Very nice... I can almost smell it!


----------



## TexasTimbers (Oct 17, 2006)

Nice work Jay! I like the look you achieved with it. That's a nice "blotch" almost a burl looking pattern on the front of the big one where there was a branch. You don't see that in ERC often.
Love that sapwood on top of the little one too.
Good job using the wood to the max effect.


----------



## joasis (Sep 15, 2006)

My daughter came over yesterday afternoon....sitting in the living room, and asked, why did we have the cedar chest in the living room....of course....she gets up and looks, and sees her name inside...:To Jamie with Love, Daddy, 2006, and the tears come on......I asked her if she liked it, or I could keep it and buy her something else today....the tears quit, and the threats began...when I leave, the chest goes with me, and you ain't touching it...mine, it's mine...stay back! :laughing:


----------



## JP Sinclair (Nov 13, 2006)

Awesome Jay, I have visions of making something similar. With three kids, the breezeway is constantly covered in mittens, gloves, hats etc. It would be nice to corral stuff like that in one box. I got a line on a guy on the other side of the state that is going to be cutting in a red cedar swamp this winter (if we ever get the cold weather!). I put an order in for about 800 to 1000 bdft of logs. The price was right ($250/1000bdft), I just have to truck it back to my mill. Thank God for my pal with his Metavic gooseneck log trailer. That little beauty runs 2000 bdft with no problems. I think he's going to get about 1000 bdft too. It's supposed to be real nice size stuff too. I was really surprised, the guy was real enthusiastic when we talked. On that side of Vermont, its real built up and there are no mills and very few travel mills in the area so he had basically no outlet for his logs.


----------



## TexasTimbers (Oct 17, 2006)

1000 BF is not many logs for a gooseneck you should have no problems!


----------



## JP Sinclair (Nov 13, 2006)

I can't tell you how impressed I am with his trailer. Just a little honda engine that is electric start that powers the hydraulics. I never would have guessed how strong they are on that unit. He can pick up two 16 foot fir logs and swing them like nothing. The trailer is really well balanced too, he runs it with a 3/4 ton and a 1 ton truck. Both just glide that thing down the road like it's nothing. Plus the registration is MUCH less than running a normal 10 wheel log truck. Perfect for his operation (and mine!). 

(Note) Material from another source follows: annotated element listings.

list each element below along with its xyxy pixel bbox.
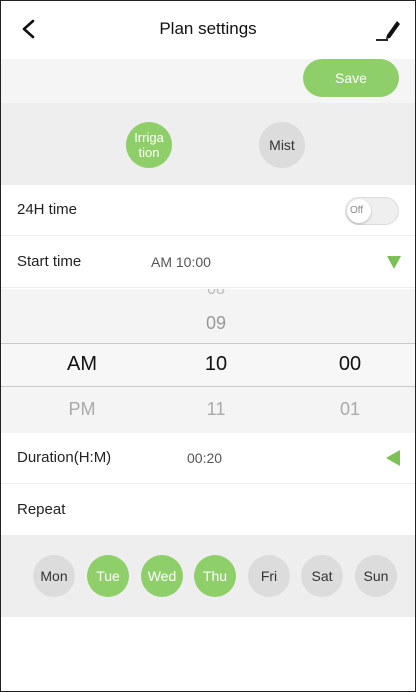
day-sat[interactable]: Sat (301, 555, 343, 597)
hour-option: 09 (205, 313, 227, 333)
save-button[interactable]: Save (303, 59, 399, 97)
24h-toggle[interactable]: Off (345, 197, 399, 225)
plan-settings-screen: Plan settings Save Irriga tion Mist 24H … (0, 0, 416, 692)
mode-mist-label: Mist (269, 136, 295, 153)
day-sun[interactable]: Sun (355, 555, 397, 597)
minute-option: 01 (339, 399, 361, 419)
triangle-down-icon[interactable] (387, 256, 401, 269)
duration-label: Duration(H:M) (17, 449, 112, 466)
ampm-selected: AM (67, 353, 97, 375)
mode-selector: Irriga tion Mist (1, 103, 415, 185)
ampm-option: PM (68, 399, 96, 419)
time-format-label: 24H time (17, 201, 78, 218)
pencil-underline-icon[interactable] (375, 15, 401, 43)
start-time-value: AM 10:00 (151, 254, 211, 270)
weekday-selector: Mon Tue Wed Thu Fri Sat Sun (1, 535, 415, 617)
toggle-state-text: Off (350, 205, 364, 216)
repeat-row: Repeat (1, 485, 415, 535)
top-bar: Plan settings (1, 1, 415, 59)
duration-row[interactable]: Duration(H:M) 00:20 (1, 433, 415, 484)
time-picker: AM PM 08 09 10 11 00 01 (1, 289, 415, 433)
mode-irrigation[interactable]: Irriga tion (126, 122, 172, 168)
hour-selected: 10 (204, 353, 228, 375)
minute-selected: 00 (338, 353, 362, 375)
save-row: Save (1, 59, 415, 103)
ampm-column[interactable]: AM PM (13, 289, 151, 433)
day-mon[interactable]: Mon (33, 555, 75, 597)
mode-mist[interactable]: Mist (259, 122, 305, 168)
minute-column[interactable]: 00 01 (281, 289, 415, 433)
hour-option: 08 (207, 289, 225, 298)
day-fri[interactable]: Fri (248, 555, 290, 597)
page-title: Plan settings (159, 19, 257, 38)
day-wed[interactable]: Wed (141, 555, 183, 597)
triangle-left-icon[interactable] (386, 450, 400, 466)
start-time-label: Start time (17, 253, 82, 270)
start-time-row[interactable]: Start time AM 10:00 (1, 237, 415, 288)
day-tue[interactable]: Tue (87, 555, 129, 597)
repeat-label: Repeat (17, 501, 66, 518)
mode-irrigation-label: Irriga tion (134, 130, 164, 160)
day-thu[interactable]: Thu (194, 555, 236, 597)
hour-column[interactable]: 08 09 10 11 (147, 289, 285, 433)
time-format-row: 24H time Off (1, 185, 415, 236)
duration-value: 00:20 (187, 450, 223, 466)
hour-option: 11 (206, 399, 226, 419)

I'm looking forward to milling some red cedar, it's always fun when you get to try something new. I really like the look of it and it would be nice to have some on hand. I'm getting a nice amount of stock up on hardwoods while I'm working on the kiln but the trouble is that I really like some of the stuff I made and I know I'll have a hard time parting with it. :laughing:


----------